I wrote this some time ago and thought I had published it. As the former Senator from Pennsylvania recently passed away and I never had published it, I am now.
Several lifetimes ago, I worked for Senator Dianne Feinstein (D-CA). One thing young staffers get to do is deal with constituents — in person, on the phone and through their always well thought out and researched correspondence. I firmly believe if our founding fathers were to travel in time to now and judged us solely on the people who visit and call their Congressional representatives, we would have a vastly different form of government.
One evening, a very peculiar woman came in. She was convinced that anyone born in California (or Hawaii) could vote in France. She also thought I was 45 years old. I am not even that old now — several lifetimes later — so you can appreciate how well that went over with me. She wasn’t too scary but she liked mu boss and made that clear. What she said on her way out was how much she hated Senator Specter and she was going to give him a piece of her mind (Is it snarky of me to note that this was more than she could afford to give?).
One idea that I cling to, even when I am not sure why, is that people who get involved in politics do so because they care about the country. In that respect, Hill staffers have several things in common; a strong work ethic, long hours, low pay, a hatred of all things related to the Close Up foundation. So, when this woman, made that comment, I called Senator Specter’s office immediately (he was a Republican then.)

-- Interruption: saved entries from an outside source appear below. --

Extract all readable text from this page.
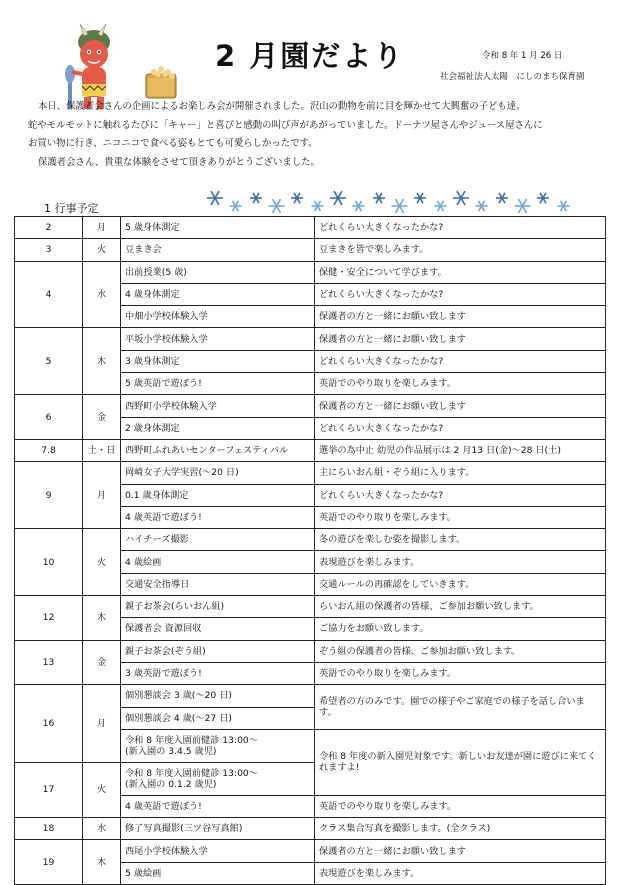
2 月園だより	令和 8 年 1 月 26 日
社会福祉法人太陽　にしのまち保育園

本日、保護者会さんの企画によるお楽しみ会が開催されました。沢山の動物を前に目を輝かせて大興奮の子ども達。

蛇やモルモットに触れるたびに「キャー」と喜びと感動の叫び声があがっていました。ドーナツ屋さんやジュース屋さんに

お買い物に行き、ニコニコで食べる姿もとても可愛らしかったです。

保護者会さん、貴重な体験をさせて頂きありがとうございました。

1 行事予定
2	月	5 歳身体測定	どれくらい大きくなったかな?
3	火	豆まき会	豆まきを皆で楽しみます。
4	水	出前授業(5 歳)	保健・安全について学びます。
		4 歳身体測定	どれくらい大きくなったかな?
		中畑小学校体験入学	保護者の方と一緒にお願い致します
5	木	平坂小学校体験入学	保護者の方と一緒にお願い致します
		3 歳身体測定	どれくらい大きくなったかな?
		5 歳英語で遊ぼう!	英語でのやり取りを楽しみます。
6	金	西野町小学校体験入学	保護者の方と一緒にお願い致します
		2 歳身体測定	どれくらい大きくなったかな?
7.8	土・日	西野町ふれあいセンターフェスティバル	選挙の為中止 幼児の作品展示は 2 月13 日(金)～28 日(土)
9	月	岡崎女子大学実習(～20 日)	主にらいおん組・ぞう組に入ります。
		0.1 歳身体測定	どれくらい大きくなったかな?
		4 歳英語で遊ぼう!	英語でのやり取りを楽しみます。
10	火	ハイチーズ撮影	冬の遊びを楽しむ姿を撮影します。
		4 歳絵画	表現遊びを楽しみます。
		交通安全指導日	交通ルールの再確認をしていきます。
12	木	親子お茶会(らいおん組)	らいおん組の保護者の皆様、ご参加お願い致します。
		保護者会 資源回収	ご協力をお願い致します。
13	金	親子お茶会(ぞう組)	ぞう組の保護者の皆様、ご参加お願い致します。
		3 歳英語で遊ぼう!	英語でのやり取りを楽しみます。
16	月	個別懇談会 3 歳(～20 日)	希望者の方のみです。園での様子やご家庭での様子を話し合います。
		個別懇談会 4 歳(～27 日)	
		令和 8 年度入園前健診 13:00～
(新入園の 3.4.5 歳児)	令和 8 年度の新入園児対象です。新しいお友達が園に遊びに来てくれますよ!
17	火	令和 8 年度入園前健診 13:00～
(新入園の 0.1.2 歳児)	
		4 歳英語で遊ぼう!	英語でのやり取りを楽しみます。
18	水	修了写真撮影(三ツ谷写真館)	クラス集合写真を撮影します。(全クラス)
19	木	西尾小学校体験入学	保護者の方と一緒にお願い致します
		5 歳絵画	表現遊びを楽しみます。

Me: Hi this is Alyson from Senator Feinstein’s office. A really freaky woman was just in here and she is headed your way. Just wanted to let you know.
Specter staffer: You do know our senator is a Republican, right?
Me: That doesn’t matter right now. Crazy person, coming to your office any minute.
They took my advice seriously and locked their front door — it was around 6:00 pm so that made some sense. The woman in question shook the glass doors so much that they called the Capitol police.
The next morning, I received 15 pounds of Hershey chocolate of several flavors. The note read; Thanks for yesterday, we would not have done the same for you. WTF? You wouldn’t? Really? REALLY? Guess not.
We need to treat each other better.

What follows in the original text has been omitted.